Joe Preston Conservative Elgin—Middlesex—London, ON

Yes, she was first—honest. She dislikes it when I tell this story, because I say that sometimes they were pretty close.

3:05 p.m.

Voices

Oh, oh!

3:05 p.m.

Conservative

Joe Preston Conservative Elgin—Middlesex—London, ON

But the real answer is that what we're learning from the credit unions and the caisse populaires, the cooperative banking sector, is that there still is that on-the-ground relationship. I happen to know the manager of my credit union, and whether I see him at the baseball diamond when the kids are playing or at the chamber of commerce, there's more of a relationship than “Hey, that loan I need...”. There's that day-to-day relationship, and that's an integral part, we're saying.

Alterna has grown into a fairly large organization, of those relationships. Do you work at all with other credit unions of smaller size to help them succeed, to help them with best practices that you found as you grew?

3:05 p.m.

President and Chief Executive Officer, Alterna Savings

John Lahey

We do. Most of it is indirect, because we share it with what we call our Central, which is Central 1. We share all of those stories. We have a pretty open book to credit unions in terms of our policies, our bylaws, and anything they want of that sort. There's a credit union in town here, Your Credit Union, which is much smaller, where we provide their audit services on contract for them.

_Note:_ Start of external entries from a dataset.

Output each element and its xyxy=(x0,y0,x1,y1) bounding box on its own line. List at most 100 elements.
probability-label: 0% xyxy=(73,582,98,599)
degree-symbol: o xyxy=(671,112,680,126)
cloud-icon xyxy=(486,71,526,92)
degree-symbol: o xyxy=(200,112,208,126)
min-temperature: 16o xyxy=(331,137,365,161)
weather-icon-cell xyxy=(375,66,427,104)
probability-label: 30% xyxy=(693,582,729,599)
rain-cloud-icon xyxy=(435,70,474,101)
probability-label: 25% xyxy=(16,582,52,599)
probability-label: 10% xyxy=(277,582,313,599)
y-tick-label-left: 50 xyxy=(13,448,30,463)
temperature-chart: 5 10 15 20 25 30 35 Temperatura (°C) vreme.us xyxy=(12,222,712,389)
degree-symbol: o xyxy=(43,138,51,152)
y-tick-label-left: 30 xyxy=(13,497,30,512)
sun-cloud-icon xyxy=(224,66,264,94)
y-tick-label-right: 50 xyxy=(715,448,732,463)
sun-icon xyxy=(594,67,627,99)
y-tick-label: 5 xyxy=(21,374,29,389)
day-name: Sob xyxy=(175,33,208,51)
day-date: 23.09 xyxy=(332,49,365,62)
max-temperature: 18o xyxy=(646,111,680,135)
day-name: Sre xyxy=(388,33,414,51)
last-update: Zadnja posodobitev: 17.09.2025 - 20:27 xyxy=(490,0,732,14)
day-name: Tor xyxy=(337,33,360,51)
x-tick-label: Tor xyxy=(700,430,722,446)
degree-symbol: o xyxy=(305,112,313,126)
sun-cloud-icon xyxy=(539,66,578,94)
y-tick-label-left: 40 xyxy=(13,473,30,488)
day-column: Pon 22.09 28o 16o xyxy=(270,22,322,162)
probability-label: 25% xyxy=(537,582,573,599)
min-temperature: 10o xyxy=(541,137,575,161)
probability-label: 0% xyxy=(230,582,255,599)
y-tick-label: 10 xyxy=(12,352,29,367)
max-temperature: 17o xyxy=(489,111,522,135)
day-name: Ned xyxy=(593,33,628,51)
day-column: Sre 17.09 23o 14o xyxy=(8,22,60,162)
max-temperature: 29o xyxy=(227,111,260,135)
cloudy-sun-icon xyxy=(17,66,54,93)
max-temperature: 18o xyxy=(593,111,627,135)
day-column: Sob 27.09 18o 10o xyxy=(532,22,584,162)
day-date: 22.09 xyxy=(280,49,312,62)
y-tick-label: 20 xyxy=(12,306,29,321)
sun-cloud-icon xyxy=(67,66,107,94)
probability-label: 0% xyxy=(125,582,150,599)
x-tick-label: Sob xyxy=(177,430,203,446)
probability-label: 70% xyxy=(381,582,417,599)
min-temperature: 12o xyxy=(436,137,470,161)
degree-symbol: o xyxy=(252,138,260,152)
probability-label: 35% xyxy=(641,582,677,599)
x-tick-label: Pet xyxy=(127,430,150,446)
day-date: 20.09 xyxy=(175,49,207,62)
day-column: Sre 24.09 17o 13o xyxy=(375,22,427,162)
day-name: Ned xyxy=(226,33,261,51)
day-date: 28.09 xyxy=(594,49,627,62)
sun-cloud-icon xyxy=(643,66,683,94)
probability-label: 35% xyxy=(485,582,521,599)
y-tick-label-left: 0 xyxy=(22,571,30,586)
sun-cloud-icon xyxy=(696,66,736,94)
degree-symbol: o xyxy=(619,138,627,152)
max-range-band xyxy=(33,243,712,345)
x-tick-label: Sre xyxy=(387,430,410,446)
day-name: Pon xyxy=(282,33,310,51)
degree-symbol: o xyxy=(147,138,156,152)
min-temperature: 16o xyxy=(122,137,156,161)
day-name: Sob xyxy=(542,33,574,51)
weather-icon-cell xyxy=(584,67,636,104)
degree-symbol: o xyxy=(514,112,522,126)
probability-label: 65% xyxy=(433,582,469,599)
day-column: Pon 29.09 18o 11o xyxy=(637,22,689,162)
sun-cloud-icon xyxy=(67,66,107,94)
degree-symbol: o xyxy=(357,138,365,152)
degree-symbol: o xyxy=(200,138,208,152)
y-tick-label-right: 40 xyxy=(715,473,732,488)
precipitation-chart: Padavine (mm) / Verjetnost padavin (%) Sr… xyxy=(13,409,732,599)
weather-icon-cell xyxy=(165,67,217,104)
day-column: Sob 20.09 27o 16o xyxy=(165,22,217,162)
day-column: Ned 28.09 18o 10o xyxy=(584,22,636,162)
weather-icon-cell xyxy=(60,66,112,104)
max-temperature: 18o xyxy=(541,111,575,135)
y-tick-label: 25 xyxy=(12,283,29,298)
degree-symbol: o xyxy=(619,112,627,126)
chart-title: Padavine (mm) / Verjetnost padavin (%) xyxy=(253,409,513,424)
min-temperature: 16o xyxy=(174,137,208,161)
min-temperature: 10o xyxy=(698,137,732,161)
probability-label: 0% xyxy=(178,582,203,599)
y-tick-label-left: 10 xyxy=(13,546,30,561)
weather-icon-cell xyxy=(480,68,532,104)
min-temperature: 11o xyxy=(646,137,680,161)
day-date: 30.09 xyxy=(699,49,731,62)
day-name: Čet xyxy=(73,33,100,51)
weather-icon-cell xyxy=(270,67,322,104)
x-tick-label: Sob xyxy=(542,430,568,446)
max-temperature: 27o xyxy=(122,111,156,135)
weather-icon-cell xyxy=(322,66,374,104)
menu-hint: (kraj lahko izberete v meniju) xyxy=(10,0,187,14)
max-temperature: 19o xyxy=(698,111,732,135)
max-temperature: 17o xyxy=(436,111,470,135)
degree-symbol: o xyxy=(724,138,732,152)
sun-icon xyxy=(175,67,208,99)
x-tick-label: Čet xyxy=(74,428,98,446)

To be honest with you, I think we could do a heck of a lot more, but we do some, directly and indirectly. The reality is that everybody is just busy with coping to get through the day. Sometimes cooperation, as Alan suggested, is a learned behaviour. Some of us didn't learn to share when we were kids, and we haven't learned yet.

3:10 p.m.

Conservative

Joe Preston Conservative Elgin—Middlesex—London, ON

The business gets in the way of the business, right?

3:10 p.m.

President and Chief Executive Officer, Alterna Savings

John Lahey

Sometimes.

3:10 p.m.

Conservative

Joe Preston Conservative Elgin—Middlesex—London, ON

Your day gets full, and before you can help the next guy your day is finished.

You mentioned the red tape reduction piece and the compliance piece from a banking point of view. If you have some ideas as to how we can better suit smaller credit unions from a compliance point of view, with large banks from a compliance point of view, we'd all be happy to hear it. We keep hearing about it, but I'm not sure I've heard a solution yet other than, “Gee, I wish it were better.”

So if you can think of something along those lines, I'd love you to provide it to us at some point.

3:10 p.m.

President and Chief Executive Officer, Alterna Savings

John Lahey

We'd be happy to submit something. I'm sure Credit Union Central of Canada could help me with that, because they hear this all the time.

3:10 p.m.

Conservative

Joe Preston Conservative Elgin—Middlesex—London, ON

But again, I don't think any of us want to say, “Oh, let's quit: just comply”.

3:10 p.m.

President and Chief Executive Officer, Alterna Savings

3:10 p.m.

Conservative

Joe Preston Conservative Elgin—Middlesex—London, ON

You know, it's about—

3:10 p.m.

President and Chief Executive Officer, Alterna Savings

John Lahey

No, it's not about changing the standards. It's about adapting the standards to the complexity and the size of the organization.